Impuls / Predigt
Auf das Herz hören
„Mein Herz hat mir gesagt ...“ Es ist gut, wenn man die Stimme seines Herzens hört. Und es ist wichtig auf diese Stimme zu hören. Allerdings ist es nicht immer einfach. Manchmal sind andere Stimmen viel lauter, Stimmen in unserer Umgebung, aber auch innere Stimmen. Dann heißt es in sich gehen, sich die Zeit nehmen, auf diese leise Stimme des Herzens zu hören.
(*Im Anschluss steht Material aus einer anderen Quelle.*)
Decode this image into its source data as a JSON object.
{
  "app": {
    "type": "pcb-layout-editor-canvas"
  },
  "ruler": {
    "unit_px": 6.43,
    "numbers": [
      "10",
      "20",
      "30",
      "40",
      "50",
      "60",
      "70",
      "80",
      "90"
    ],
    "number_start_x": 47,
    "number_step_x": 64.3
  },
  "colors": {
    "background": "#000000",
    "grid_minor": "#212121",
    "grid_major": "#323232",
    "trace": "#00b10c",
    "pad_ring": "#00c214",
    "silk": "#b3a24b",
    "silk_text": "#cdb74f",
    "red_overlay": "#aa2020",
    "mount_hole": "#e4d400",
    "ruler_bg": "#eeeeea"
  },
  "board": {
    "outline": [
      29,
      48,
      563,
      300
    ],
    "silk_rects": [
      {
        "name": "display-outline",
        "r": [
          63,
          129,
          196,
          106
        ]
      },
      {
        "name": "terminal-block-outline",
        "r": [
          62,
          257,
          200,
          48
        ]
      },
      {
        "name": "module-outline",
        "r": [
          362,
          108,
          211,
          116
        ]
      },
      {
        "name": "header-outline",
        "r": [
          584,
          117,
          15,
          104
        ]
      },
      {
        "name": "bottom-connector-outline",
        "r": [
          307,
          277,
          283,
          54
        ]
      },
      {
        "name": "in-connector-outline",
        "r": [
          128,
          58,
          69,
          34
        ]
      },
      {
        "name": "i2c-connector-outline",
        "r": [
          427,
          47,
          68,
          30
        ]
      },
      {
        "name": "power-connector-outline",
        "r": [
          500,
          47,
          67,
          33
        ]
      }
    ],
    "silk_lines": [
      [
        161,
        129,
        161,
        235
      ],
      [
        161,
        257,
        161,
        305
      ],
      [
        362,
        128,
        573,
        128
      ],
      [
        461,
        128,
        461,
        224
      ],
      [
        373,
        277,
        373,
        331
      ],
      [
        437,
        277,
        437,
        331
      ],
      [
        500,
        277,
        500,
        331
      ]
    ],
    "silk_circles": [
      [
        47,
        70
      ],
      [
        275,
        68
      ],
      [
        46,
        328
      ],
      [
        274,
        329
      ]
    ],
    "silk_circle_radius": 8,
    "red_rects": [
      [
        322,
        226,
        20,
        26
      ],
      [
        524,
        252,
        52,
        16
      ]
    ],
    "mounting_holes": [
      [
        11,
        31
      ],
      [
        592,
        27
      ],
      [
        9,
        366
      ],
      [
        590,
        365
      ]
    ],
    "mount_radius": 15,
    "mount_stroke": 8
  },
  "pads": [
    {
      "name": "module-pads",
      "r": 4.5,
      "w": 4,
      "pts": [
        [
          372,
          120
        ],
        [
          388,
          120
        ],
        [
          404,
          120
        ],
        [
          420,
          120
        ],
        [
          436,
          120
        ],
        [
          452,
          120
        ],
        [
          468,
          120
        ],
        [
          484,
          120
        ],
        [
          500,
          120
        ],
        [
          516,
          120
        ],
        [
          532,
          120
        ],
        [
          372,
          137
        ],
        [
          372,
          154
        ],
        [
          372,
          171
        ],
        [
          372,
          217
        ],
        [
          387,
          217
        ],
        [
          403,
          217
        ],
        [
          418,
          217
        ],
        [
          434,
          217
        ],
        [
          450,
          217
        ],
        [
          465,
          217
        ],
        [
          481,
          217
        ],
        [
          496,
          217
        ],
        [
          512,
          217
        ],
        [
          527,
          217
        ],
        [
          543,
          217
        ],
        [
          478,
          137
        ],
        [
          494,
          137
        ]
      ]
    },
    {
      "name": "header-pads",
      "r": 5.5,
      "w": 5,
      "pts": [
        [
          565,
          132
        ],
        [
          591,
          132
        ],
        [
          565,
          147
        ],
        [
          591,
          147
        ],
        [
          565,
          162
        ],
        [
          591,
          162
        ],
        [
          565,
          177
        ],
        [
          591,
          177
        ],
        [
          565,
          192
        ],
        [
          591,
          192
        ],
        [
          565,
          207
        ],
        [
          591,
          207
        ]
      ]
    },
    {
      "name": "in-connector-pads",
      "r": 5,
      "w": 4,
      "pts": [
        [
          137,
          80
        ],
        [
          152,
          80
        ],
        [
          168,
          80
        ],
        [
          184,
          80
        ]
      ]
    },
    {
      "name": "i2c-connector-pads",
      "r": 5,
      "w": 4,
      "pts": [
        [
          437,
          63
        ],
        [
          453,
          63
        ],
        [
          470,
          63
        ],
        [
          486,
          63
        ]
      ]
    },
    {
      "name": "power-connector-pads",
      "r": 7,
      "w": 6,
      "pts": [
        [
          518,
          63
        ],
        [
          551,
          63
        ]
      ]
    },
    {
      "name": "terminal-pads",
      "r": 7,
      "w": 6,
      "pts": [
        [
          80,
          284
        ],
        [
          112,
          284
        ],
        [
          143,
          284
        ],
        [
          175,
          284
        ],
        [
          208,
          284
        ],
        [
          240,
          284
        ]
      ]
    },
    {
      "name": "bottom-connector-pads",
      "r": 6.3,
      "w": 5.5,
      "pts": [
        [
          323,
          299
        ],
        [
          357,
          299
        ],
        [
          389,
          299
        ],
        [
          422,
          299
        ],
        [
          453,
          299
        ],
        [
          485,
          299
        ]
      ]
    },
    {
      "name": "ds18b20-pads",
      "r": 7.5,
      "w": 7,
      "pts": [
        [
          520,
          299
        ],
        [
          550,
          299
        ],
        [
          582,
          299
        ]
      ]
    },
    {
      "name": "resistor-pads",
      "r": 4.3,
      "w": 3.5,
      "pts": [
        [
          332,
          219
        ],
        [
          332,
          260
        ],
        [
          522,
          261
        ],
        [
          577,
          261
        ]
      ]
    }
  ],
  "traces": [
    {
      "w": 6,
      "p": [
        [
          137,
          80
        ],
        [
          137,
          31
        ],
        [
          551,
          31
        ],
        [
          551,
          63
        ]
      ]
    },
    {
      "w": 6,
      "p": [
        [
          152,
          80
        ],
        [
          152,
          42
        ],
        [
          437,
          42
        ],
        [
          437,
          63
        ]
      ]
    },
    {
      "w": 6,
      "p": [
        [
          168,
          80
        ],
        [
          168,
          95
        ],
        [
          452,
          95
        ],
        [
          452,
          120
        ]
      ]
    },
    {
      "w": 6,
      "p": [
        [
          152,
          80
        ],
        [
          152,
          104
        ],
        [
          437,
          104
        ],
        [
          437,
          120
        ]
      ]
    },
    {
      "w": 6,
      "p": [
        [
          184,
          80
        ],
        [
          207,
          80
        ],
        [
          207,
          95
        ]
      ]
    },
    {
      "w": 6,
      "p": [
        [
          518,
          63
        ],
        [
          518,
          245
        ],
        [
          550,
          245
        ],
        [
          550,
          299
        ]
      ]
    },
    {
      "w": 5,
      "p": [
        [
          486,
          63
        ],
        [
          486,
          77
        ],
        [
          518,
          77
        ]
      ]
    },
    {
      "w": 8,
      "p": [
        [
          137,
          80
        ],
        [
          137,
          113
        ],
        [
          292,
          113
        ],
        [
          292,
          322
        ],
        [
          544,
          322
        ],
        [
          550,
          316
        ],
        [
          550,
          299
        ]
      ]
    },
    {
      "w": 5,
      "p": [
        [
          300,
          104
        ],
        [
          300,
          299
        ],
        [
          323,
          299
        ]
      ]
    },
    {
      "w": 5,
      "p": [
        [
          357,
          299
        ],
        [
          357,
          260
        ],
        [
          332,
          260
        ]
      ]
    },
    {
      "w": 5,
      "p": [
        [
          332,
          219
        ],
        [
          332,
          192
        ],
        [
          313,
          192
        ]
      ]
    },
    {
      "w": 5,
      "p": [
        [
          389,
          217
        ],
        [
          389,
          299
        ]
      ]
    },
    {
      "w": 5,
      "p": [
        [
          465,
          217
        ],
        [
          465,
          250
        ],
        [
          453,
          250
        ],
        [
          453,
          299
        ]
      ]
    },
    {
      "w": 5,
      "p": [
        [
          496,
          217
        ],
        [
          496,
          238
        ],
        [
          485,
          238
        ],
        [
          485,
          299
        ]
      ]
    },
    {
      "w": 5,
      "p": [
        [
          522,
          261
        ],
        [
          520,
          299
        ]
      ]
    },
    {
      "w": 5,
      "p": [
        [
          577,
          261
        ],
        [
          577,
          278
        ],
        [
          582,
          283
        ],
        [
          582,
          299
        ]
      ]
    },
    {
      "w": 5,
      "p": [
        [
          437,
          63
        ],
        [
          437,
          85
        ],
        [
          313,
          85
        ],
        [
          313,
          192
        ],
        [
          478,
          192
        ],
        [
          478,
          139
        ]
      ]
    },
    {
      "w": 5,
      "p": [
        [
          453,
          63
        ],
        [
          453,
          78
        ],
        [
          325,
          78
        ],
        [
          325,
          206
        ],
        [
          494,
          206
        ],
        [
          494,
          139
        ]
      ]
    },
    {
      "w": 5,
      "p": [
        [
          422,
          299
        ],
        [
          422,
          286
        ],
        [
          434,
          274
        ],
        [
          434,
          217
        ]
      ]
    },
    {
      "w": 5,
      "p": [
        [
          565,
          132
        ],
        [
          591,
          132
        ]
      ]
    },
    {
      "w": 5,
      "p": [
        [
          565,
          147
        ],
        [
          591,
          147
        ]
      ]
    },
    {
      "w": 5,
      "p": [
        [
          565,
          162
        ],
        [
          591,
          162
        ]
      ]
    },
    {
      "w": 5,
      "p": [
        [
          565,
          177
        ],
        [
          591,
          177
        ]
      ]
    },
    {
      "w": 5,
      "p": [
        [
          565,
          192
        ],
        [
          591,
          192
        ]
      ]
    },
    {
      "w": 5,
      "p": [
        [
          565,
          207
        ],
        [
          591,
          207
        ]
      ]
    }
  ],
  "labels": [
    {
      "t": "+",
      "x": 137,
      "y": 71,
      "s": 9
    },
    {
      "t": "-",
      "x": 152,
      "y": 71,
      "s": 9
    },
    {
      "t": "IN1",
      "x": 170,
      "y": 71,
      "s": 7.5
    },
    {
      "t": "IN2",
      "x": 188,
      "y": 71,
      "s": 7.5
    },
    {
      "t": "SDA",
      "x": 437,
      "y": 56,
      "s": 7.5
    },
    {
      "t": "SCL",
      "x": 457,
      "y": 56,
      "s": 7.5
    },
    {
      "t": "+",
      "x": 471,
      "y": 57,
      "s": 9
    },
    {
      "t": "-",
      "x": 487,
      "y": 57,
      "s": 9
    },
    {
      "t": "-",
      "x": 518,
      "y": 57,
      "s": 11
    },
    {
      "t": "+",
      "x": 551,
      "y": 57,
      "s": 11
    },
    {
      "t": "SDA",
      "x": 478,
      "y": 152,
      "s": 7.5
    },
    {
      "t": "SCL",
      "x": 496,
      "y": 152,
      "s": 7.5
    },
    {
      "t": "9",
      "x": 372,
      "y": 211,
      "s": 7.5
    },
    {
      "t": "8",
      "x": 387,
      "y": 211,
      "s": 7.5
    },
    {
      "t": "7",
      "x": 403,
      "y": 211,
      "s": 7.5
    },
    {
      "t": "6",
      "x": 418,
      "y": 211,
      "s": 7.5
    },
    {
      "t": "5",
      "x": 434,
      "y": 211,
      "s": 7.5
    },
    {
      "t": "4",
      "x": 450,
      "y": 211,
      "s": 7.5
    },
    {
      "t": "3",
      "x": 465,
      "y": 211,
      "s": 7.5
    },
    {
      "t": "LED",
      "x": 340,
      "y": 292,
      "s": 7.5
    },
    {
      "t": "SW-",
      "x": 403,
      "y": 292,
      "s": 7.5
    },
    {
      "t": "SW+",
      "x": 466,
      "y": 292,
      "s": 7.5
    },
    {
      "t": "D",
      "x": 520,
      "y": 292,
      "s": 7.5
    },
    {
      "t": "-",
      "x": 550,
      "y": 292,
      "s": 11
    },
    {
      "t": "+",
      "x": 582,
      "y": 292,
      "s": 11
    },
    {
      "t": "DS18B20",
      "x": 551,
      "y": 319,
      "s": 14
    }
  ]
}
„Mein Herz sagt mir ganz klar: ...“ So hat Margot Käßmann, die EKD-Ratsvorsitzende, ihren Rücktritt begründet. Ich bedauere den Rücktritt sehr. Zwingend notwendig war er nicht. Aber ich respektiere die Entscheidung. Zumal, wenn sie vom Herzen kommt. Denn eben das war und ist es ja, was so viele an Frau Käßmann schätzen: Ihre Aufrichtigkeit und Geradlinigkeit, dass sie auf ihr Herz hört, darüber spricht und es lebt.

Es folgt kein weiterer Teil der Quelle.